In creating a model, I have a factor where all of the observations have varying levels of frequency.
For example, if I was modeling bowling and had 10 players with varying amounts of games played, what can I do to that dataset so the average score is brought somewhat into line?
If six guys have 100 games, two have 80, another with 70 and finally one with just five games... what can be done to the data to (not sure the word here) normalize or smooth the data? The end result would be the five game player's value would be adjusted to account for its small sample size.
...or perhaps none if this makes sense? Any help is appreciated!
statistical approach type people would probably just not bet on games involving the person with 5 games played. That may simplify what you are setting out to do
I am working on a simillar project with Rating Systems and modelling their long term success. I use z transformation to compare different sample sizes.

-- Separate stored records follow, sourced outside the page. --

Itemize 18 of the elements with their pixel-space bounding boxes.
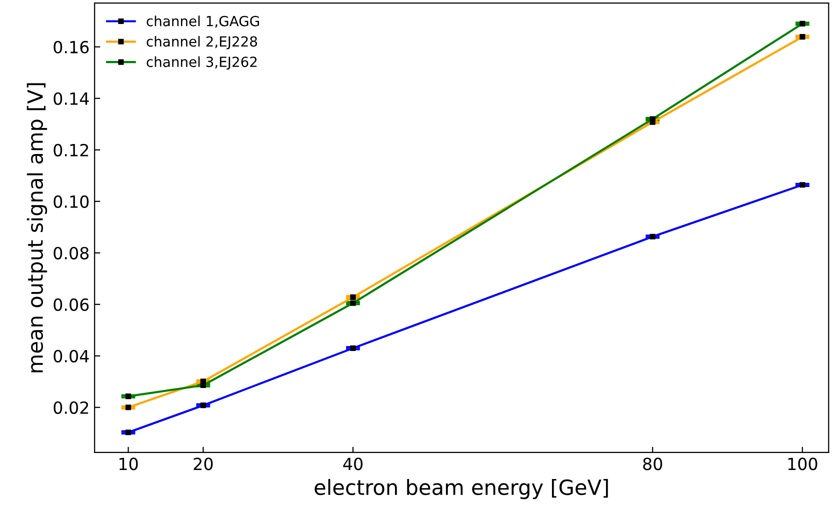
y-tick-label: 0.04: [54, 350, 89, 362]
x-tick-label: 100: [788, 458, 818, 470]
y-tick-label: 0.16: [54, 40, 89, 54]
legend-label: channel 2,EJ228: [146, 36, 258, 50]
x-tick-label: 10: [120, 458, 138, 470]
x-axis-title: electron beam energy [GeV]: [314, 479, 608, 500]
legend-label: channel 1,GAGG: [146, 16, 259, 28]
y-tick-label: 0.06: [54, 298, 89, 311]
y-tick-label: 0.10: [54, 195, 89, 208]
x-tick-label: 80: [643, 458, 662, 470]
x-tick-label: 20: [194, 458, 213, 470]
legend-label: channel 3,EJ262: [146, 56, 257, 70]
x-tick-label: 40: [343, 458, 362, 470]
y-tick-label: 0.12: [54, 144, 88, 156]
y-tick-label: 0.14: [54, 92, 89, 105]
y-axis-title: mean output signal amp [V]: [26, 83, 48, 372]
y-tick-label: 0.02: [54, 401, 88, 414]
y-tick-label: 0.08: [54, 246, 89, 260]
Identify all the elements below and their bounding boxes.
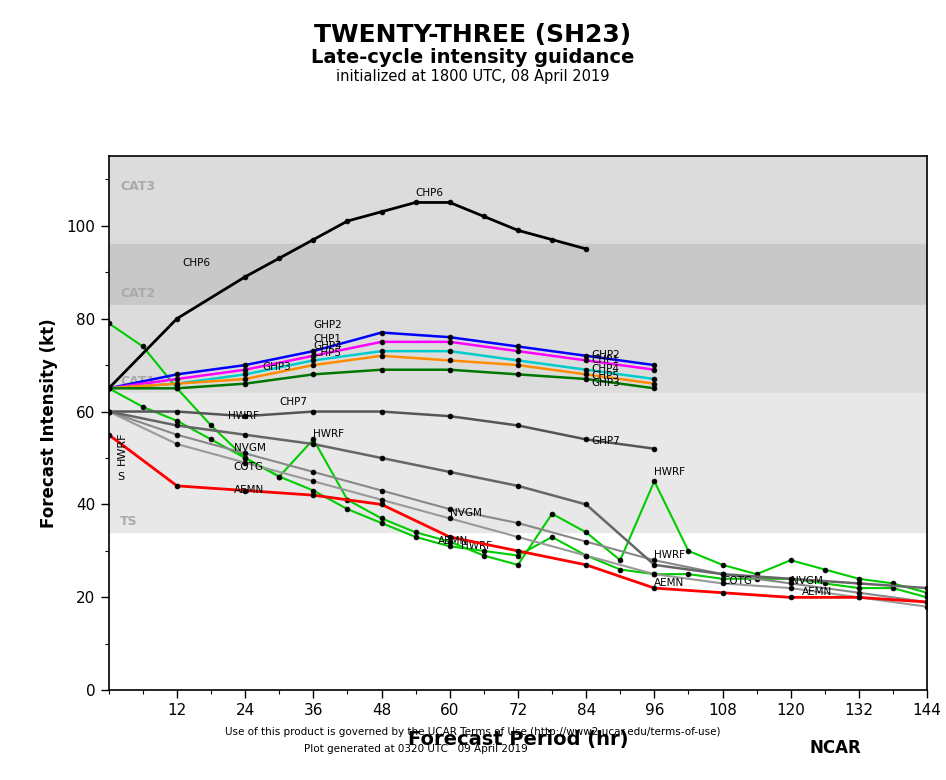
X-axis label: Forecast Period (hr): Forecast Period (hr) bbox=[408, 729, 628, 749]
Text: CHP4: CHP4 bbox=[592, 364, 620, 374]
Text: GHP3: GHP3 bbox=[262, 362, 291, 372]
Text: GHP7: GHP7 bbox=[592, 436, 621, 446]
Text: CHP6: CHP6 bbox=[183, 257, 211, 268]
Text: AEMN: AEMN bbox=[802, 587, 832, 597]
Text: CAT1: CAT1 bbox=[120, 375, 155, 388]
Text: NVGM: NVGM bbox=[234, 443, 266, 453]
Text: TWENTY-THREE (SH23): TWENTY-THREE (SH23) bbox=[314, 23, 632, 48]
Text: COTG: COTG bbox=[723, 576, 752, 586]
Text: Plot generated at 0320 UTC   09 April 2019: Plot generated at 0320 UTC 09 April 2019 bbox=[305, 744, 528, 754]
Bar bbox=[109, 244, 927, 305]
Text: HWRF: HWRF bbox=[313, 430, 344, 439]
Bar bbox=[109, 305, 927, 393]
Text: Late-cycle intensity guidance: Late-cycle intensity guidance bbox=[311, 48, 635, 67]
Text: HWRF: HWRF bbox=[228, 411, 259, 421]
Text: GHP3: GHP3 bbox=[592, 378, 621, 388]
Y-axis label: Forecast Intensity (kt): Forecast Intensity (kt) bbox=[41, 318, 59, 528]
Text: S: S bbox=[117, 472, 125, 481]
Bar bbox=[109, 156, 927, 244]
Text: NVGM: NVGM bbox=[449, 509, 482, 519]
Text: CHP1: CHP1 bbox=[592, 355, 620, 365]
Text: NVGM: NVGM bbox=[791, 576, 823, 586]
Text: AEMN: AEMN bbox=[655, 578, 685, 588]
Bar bbox=[109, 393, 927, 532]
Text: initialized at 1800 UTC, 08 April 2019: initialized at 1800 UTC, 08 April 2019 bbox=[336, 69, 610, 83]
Text: CHP6: CHP6 bbox=[415, 188, 444, 198]
Text: CHP5: CHP5 bbox=[592, 371, 620, 381]
Text: HWRF: HWRF bbox=[655, 466, 685, 477]
Text: GHP2: GHP2 bbox=[592, 350, 621, 360]
Text: CAT2: CAT2 bbox=[120, 287, 155, 300]
Text: HWRF: HWRF bbox=[655, 550, 685, 560]
Text: NCAR: NCAR bbox=[809, 739, 861, 757]
Text: TS: TS bbox=[120, 515, 138, 528]
Text: CAT3: CAT3 bbox=[120, 180, 155, 193]
Text: COTG: COTG bbox=[234, 462, 264, 472]
Text: GHP2: GHP2 bbox=[313, 321, 342, 330]
Text: CHP5: CHP5 bbox=[313, 348, 342, 358]
Text: CHP1: CHP1 bbox=[313, 334, 342, 344]
Text: Use of this product is governed by the UCAR Terms of Use (http://www2.ucar.edu/t: Use of this product is governed by the U… bbox=[225, 727, 721, 737]
Text: HWRF: HWRF bbox=[461, 541, 492, 551]
Text: GHP4: GHP4 bbox=[313, 341, 342, 351]
Text: HWRF: HWRF bbox=[117, 432, 128, 466]
Text: CHP7: CHP7 bbox=[279, 397, 307, 407]
Text: AEMN: AEMN bbox=[234, 485, 264, 495]
Text: AEMN: AEMN bbox=[438, 537, 468, 546]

Thanks for the responses. Sorry I was slow to get back here - been busy.
I was told by one person to do it this way...
If n = number of games played, you take n / n + 2 and multiply that by his/her win percentage.
You then take 1 - (n / n+2) and multiply that by the population average. Finally, you add both components together to get a "weighted" or "smoothed" value. You can also, I'm told, use whatever value you want in the divisor... n / n +2, n / n + 5 etc.
Now, I'm not a mathematician, so don't shoot me here. I'm sure there is a term for this. I also question at which point you don't need to do this because of a player have a sufficient number of events. However, for some of my projects, where there are thousands of subjects with a wide range of "events played" - this is supposed to help bring those together so the modeler can use the factors effectively.